Learning the basic architecture of a computer is also something I really wanted to do, so when I saw it was the first part of the curriculum I was only more excited to get my hands on this ! Also, this is a great occation to try developping small applications from scratch in C, which is the language I’d like to learn the most.

Objective

This first part was focused on building the hardware architecture from the bottom up. Starting from the NAND gate (supposedly made of 2 transistors) up to building an assembler that translates specified assembly code into binary instruction for the built CPU implementation. As stated in the README of the nand2tetris project I made to share me developments, we also were able to count the number of transistors needed to make a working ALU, and then a working CPU. I mean, I’m still not sure how multiple cores are actually implemented, but pretty much everything else was covered.

Building the Assembler

The last project of the first part of the course is to build an Assembler. I did the project in C since it’s the first language I tried to learn, and also a language that would make me wonder how to handle memory properly while implementing the necessary hash table for symbols, and queue for the instruction list.
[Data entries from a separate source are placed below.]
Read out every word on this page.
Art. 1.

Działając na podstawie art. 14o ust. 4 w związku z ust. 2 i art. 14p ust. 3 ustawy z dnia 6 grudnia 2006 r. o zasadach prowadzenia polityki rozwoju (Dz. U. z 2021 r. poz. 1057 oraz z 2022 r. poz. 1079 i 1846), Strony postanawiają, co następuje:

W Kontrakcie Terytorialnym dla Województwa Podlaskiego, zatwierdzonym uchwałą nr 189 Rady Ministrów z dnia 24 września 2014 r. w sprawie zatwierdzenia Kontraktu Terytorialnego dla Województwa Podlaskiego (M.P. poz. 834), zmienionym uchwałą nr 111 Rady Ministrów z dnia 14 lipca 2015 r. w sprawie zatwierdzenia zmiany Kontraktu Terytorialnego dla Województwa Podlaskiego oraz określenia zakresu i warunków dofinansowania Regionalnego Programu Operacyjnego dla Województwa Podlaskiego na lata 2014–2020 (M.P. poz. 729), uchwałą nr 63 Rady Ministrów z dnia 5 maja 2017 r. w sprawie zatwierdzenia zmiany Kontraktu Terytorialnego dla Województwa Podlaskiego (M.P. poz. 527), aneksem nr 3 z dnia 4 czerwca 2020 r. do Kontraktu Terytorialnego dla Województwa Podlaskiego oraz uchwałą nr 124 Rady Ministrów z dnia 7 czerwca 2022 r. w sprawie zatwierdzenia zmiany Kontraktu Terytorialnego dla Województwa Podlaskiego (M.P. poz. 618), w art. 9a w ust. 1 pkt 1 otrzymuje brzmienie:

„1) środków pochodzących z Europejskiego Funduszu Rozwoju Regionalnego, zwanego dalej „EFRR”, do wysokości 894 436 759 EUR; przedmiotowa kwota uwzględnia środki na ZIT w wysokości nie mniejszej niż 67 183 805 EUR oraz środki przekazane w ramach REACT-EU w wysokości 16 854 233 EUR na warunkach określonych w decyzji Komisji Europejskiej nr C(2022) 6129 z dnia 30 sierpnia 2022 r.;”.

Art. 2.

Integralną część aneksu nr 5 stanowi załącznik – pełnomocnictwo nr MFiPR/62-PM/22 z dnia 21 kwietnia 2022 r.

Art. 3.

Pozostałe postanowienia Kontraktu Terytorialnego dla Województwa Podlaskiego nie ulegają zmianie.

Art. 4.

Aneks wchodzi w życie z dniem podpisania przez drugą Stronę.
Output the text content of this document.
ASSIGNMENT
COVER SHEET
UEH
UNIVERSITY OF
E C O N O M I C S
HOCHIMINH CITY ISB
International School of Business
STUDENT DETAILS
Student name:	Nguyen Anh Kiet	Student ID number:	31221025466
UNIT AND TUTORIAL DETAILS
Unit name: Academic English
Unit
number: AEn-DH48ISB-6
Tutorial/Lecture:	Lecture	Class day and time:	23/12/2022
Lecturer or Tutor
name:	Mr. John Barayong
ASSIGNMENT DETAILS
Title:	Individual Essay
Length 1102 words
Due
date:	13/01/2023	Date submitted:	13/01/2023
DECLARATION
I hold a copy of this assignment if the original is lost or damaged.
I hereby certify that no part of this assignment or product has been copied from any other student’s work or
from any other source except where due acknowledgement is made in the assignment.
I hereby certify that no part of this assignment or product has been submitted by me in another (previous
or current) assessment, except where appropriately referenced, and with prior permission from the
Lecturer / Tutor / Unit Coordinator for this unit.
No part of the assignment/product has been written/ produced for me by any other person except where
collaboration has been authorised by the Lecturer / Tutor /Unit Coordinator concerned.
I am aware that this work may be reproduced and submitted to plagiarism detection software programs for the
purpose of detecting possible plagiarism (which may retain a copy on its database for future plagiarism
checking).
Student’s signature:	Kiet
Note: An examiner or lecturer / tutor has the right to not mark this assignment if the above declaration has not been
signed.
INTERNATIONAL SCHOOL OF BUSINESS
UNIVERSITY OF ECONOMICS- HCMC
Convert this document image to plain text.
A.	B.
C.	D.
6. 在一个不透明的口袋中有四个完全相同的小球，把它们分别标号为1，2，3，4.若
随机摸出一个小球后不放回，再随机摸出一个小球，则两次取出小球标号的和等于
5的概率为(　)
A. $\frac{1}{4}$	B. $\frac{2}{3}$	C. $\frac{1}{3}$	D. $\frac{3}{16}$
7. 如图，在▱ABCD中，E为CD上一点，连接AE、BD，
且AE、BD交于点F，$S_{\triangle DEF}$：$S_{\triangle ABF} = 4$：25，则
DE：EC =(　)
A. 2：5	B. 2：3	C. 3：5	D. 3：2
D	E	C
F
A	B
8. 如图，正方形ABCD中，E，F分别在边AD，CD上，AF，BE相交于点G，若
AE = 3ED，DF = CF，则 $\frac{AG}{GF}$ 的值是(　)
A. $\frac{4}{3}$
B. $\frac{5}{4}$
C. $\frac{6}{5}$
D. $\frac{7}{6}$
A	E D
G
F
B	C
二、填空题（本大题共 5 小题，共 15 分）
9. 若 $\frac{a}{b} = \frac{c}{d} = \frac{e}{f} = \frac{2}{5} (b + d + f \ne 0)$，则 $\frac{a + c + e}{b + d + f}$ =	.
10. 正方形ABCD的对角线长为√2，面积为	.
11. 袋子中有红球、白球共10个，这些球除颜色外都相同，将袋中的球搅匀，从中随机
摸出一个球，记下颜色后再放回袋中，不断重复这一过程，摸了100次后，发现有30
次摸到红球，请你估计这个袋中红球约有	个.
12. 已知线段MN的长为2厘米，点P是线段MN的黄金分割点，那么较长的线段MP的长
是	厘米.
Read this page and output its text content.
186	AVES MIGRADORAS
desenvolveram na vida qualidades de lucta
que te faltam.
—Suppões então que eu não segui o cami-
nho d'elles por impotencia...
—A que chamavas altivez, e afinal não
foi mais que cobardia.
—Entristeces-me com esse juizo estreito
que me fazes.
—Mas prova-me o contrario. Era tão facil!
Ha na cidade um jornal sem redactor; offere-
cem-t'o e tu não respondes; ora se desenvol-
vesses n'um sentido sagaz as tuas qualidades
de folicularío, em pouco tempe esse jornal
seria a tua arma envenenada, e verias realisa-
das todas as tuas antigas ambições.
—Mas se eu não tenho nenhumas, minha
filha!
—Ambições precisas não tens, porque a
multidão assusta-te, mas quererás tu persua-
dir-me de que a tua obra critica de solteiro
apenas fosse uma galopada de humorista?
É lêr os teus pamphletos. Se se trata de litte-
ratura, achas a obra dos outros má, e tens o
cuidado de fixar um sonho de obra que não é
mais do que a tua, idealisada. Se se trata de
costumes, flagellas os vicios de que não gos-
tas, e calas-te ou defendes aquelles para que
The hash table is implemented using an array of linked lists and the instruction queue is also implemented as a linked list and those implementations proved to be a little redundant. Proper inheritance between classes will be tried later to reduce the redundant lines.

The End ?

All those small issues were eventually fought, and working version of the assembler is now on the repo of the course. A lot of mistakes were made, but hopefully I learnt from them all (spoiler : I did not) and the next program will be perfect (spoiler : the next program is a translator from virtual machine code to Assembly, and it is not perfect).

Next adventures concern the second part of the course, where hopefully, I’ll get to understand Operating systems, two-tier compilation and other architectural facts from computers.